See the attached flier for more information.

Sunday, February 17, 2013

Designing Health Communities Screening

Don't miss out on tomorrow's (February 18, 2013) screening of "Designing Healthy Communities" at 6pm at the Wilma Sherrill Center on the campus of the University of North Carolina at Asheville.  For those that can't make it, mark your calendar for March 25, 2013 when two additional episodes will be screened (also at 6pm at the Wilma Sherrill Center on the campus of the University of North Carolina at Asheville).

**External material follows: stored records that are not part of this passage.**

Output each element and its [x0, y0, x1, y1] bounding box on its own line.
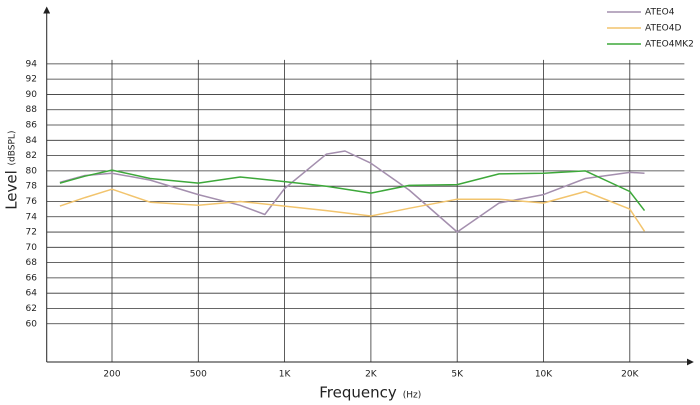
y-unit: (dBSPL) — [8, 131, 18, 166]
series-line — [59, 169, 646, 212]
y-tick-label: 84 — [26, 136, 38, 146]
y-tick-label: 78 — [26, 182, 38, 192]
y-tick-label: 60 — [26, 319, 38, 329]
y-tick-label: 76 — [26, 197, 38, 207]
y-axis-title: Level (dBSPL) — [3, 131, 21, 210]
y-tick-label: 68 — [26, 258, 38, 268]
y-tick-label: 82 — [26, 151, 37, 161]
x-tick-label: 5K — [451, 370, 464, 380]
y-tick-label: 62 — [26, 304, 37, 314]
legend-label: ATEO4 — [645, 8, 675, 18]
x-tick-label: 10K — [535, 370, 553, 380]
x-tick-label: 200 — [103, 370, 120, 380]
legend-label: ATEO4MK2 — [645, 40, 694, 50]
series-line — [59, 188, 646, 232]
x-unit: (Hz) — [403, 391, 422, 401]
y-tick-label: 88 — [26, 105, 38, 115]
y-tick-label: 72 — [26, 228, 37, 238]
x-tick-label: 20K — [621, 370, 639, 380]
y-tick-label: 66 — [26, 273, 38, 283]
y-tick-label: 74 — [26, 212, 38, 222]
y-tick-label: 92 — [26, 75, 37, 85]
y-label: Level — [3, 170, 21, 210]
x-tick-label: 500 — [190, 370, 207, 380]
series-line — [59, 150, 645, 233]
y-tick-label: 64 — [26, 289, 38, 299]
x-tick-label: 1K — [279, 370, 292, 380]
x-tick-label: 2K — [365, 370, 378, 380]
y-tick-label: 80 — [26, 166, 38, 176]
legend-label: ATEO4D — [645, 24, 681, 34]
y-tick-label: 70 — [26, 243, 38, 253]
x-label: Frequency — [319, 384, 397, 402]
y-tick-label: 90 — [26, 90, 38, 100]
y-tick-label: 94 — [26, 59, 38, 69]
y-tick-label: 86 — [26, 121, 38, 131]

Here's a description of the program (you can also get more info on the show's website):

Dr. Jackson first connects the dots of bad community design with burgeoning health costs, then analyzes and illustrates what ordinary citizens, including many young people, are trying to do about this urgent crisis, now on the front pages of many newspapers, by looking “upstream” for innovative solutions.    Designing Healthy Communities  looks at many places where we live, work, study and play and suggests they look the way they do because we have not assessed in advance the public health consequences of policy decisions. Dr. Jackson‟s conclusion: For the first time in our nation‟s history, we are subtracting years of life from our children because of the chronic diseases of obesity, asthma, and diabetes. Dr. Jackson presents best practice design alternatives  that can sharpen policy makers thinking in how they look at their communities today. Designing Healthy Communities identifies several common characteristics of unhealthy communities that can be changed, including: reliance on fossil fuel to navigate; limited walking space if no sidewalks at all; lack of access to green parks, trails, and gardens; production of pollution and particulate matter; expanding environmental injustice for millions of residents who cannot afford to move; increase of life-threatening interconnected chronic diseases like asthma, obesity, diabetes, and heart disease, particularly among our youngest members of society; lack of socialization; place making and adopting a sense of community. Essential elements of our well-being are out of balance. While public health expenditures skyrocket, our physical, psychological, and spiritual health deteriorates, and we as a nation wonder why healthcare reform is so essential.